If those meatballs were meatless, would they still be as tasty? Ikea has been exploring this very question.

Their innovation lab, Space10, reinvents products with sustainable materials and ingredients. Space10 began exploring different takes on the Ikea meatball three years ago using alternative ingredients like algae and lab-grown meat. But those meatballs were never actually produced.

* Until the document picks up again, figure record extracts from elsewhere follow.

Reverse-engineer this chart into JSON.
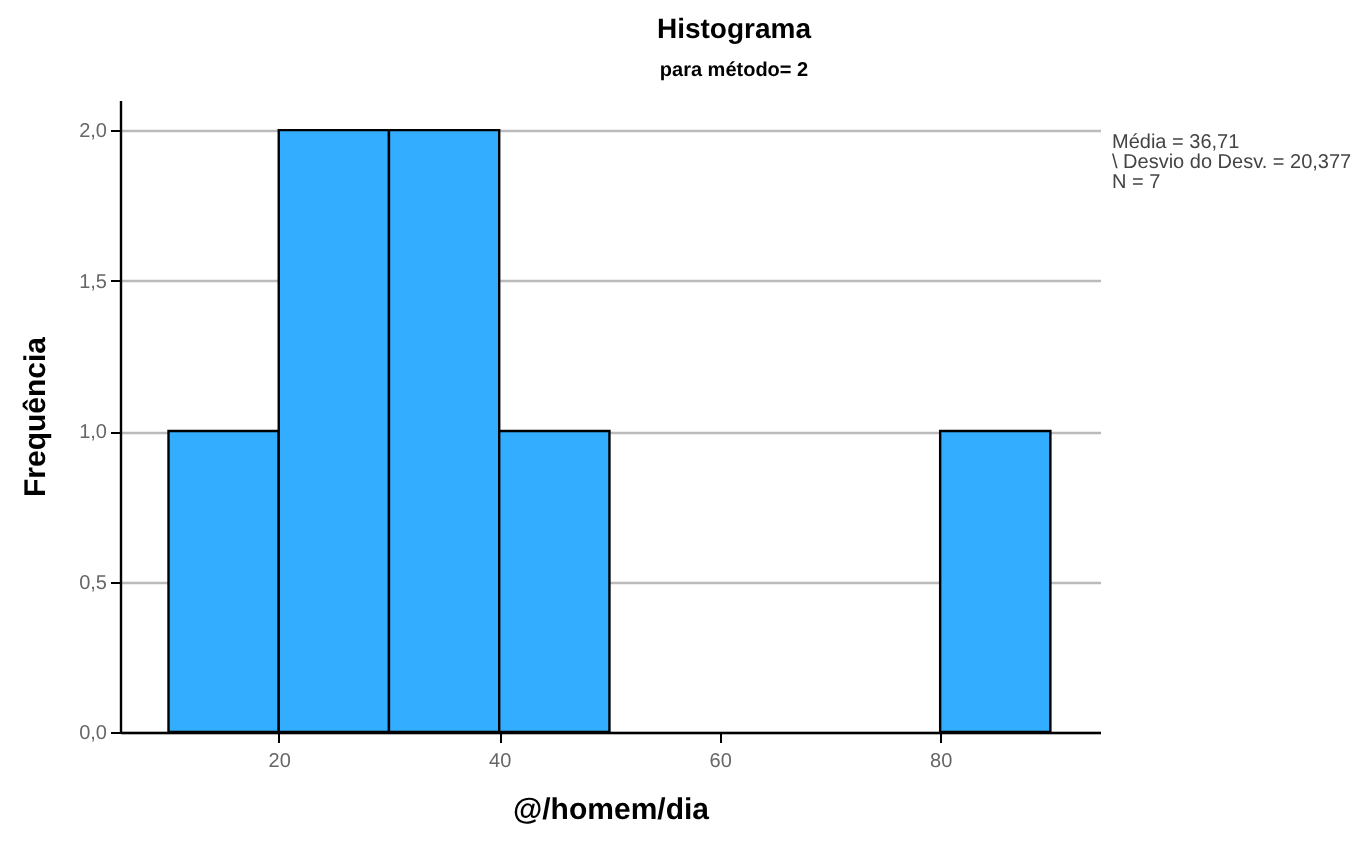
{
  "chart_data": {
    "type": "histogram",
    "title": "Histograma",
    "subtitle": "para método= 2",
    "xlabel": "@/homem/dia",
    "ylabel": "Frequência",
    "bins": [
      10,
      20,
      30,
      40,
      50,
      60,
      70,
      80,
      90
    ],
    "values": [
      1,
      2,
      2,
      1,
      0,
      0,
      0,
      1
    ],
    "color": "#33adff",
    "xlim": [
      5.6,
      94.5
    ],
    "xticks": [
      20,
      40,
      60,
      80
    ],
    "ylim": [
      0,
      2.1
    ],
    "yticks": [
      {
        "value": 0,
        "label": "0,0"
      },
      {
        "value": 0.5,
        "label": "0,5"
      },
      {
        "value": 1,
        "label": "1,0"
      },
      {
        "value": 1.5,
        "label": "1,5"
      },
      {
        "value": 2,
        "label": "2,0"
      }
    ],
    "grid": "y",
    "annotations": [
      "Média = 36,71",
      "\\ Desvio do Desv. =    20,377",
      "N = 7"
    ]
  }
}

Now, they're really getting into the alternative protein game with two new real meatball prototypes. Space10 is calling it the Neatball, and one version is made with mealworms. According to Wikipedia, mealworms are "the larval form of the mealworm beetle, Tenebrio molitor, a species of darkling beetle." Meatballs made with mashed bugs, anyone? Space10 says they like to eat them served traditional-style with mashed potatoes, gravy and lingonberry sauce.  

"The Neatball is designed to get people thinking about reducing their meat consumption, using local produce and trying alternative proteins," Space10 wrote in a blog post. If you're not super keen on bug balls, Space10 has you covered. Another version of the Neatball is made with root vegetables, including carrots, parsnips and beets.

If both sound equally unappetizing, no need to run out to your nearest Ikea and stock up on frozen real meat meatballs. The Neatball won't be appearing in stores anytime soon. Space10 is Ikea's test kitchen, which intends to draw attention to food products that could be feasible -- but aren't ready for the prime time mass market quite yet.

With the unveiling of the Neatball, Space10 introduced a few other fast-food concepts featuring unique alternative ingredients. There's a Dogless Hotdog with a spirulina bun; the Bug Burger with  beetroot, parsnip, potatoes and mealworms; and salad constructed entirely from hydroponic-grown microgreens, sprouts and herbs.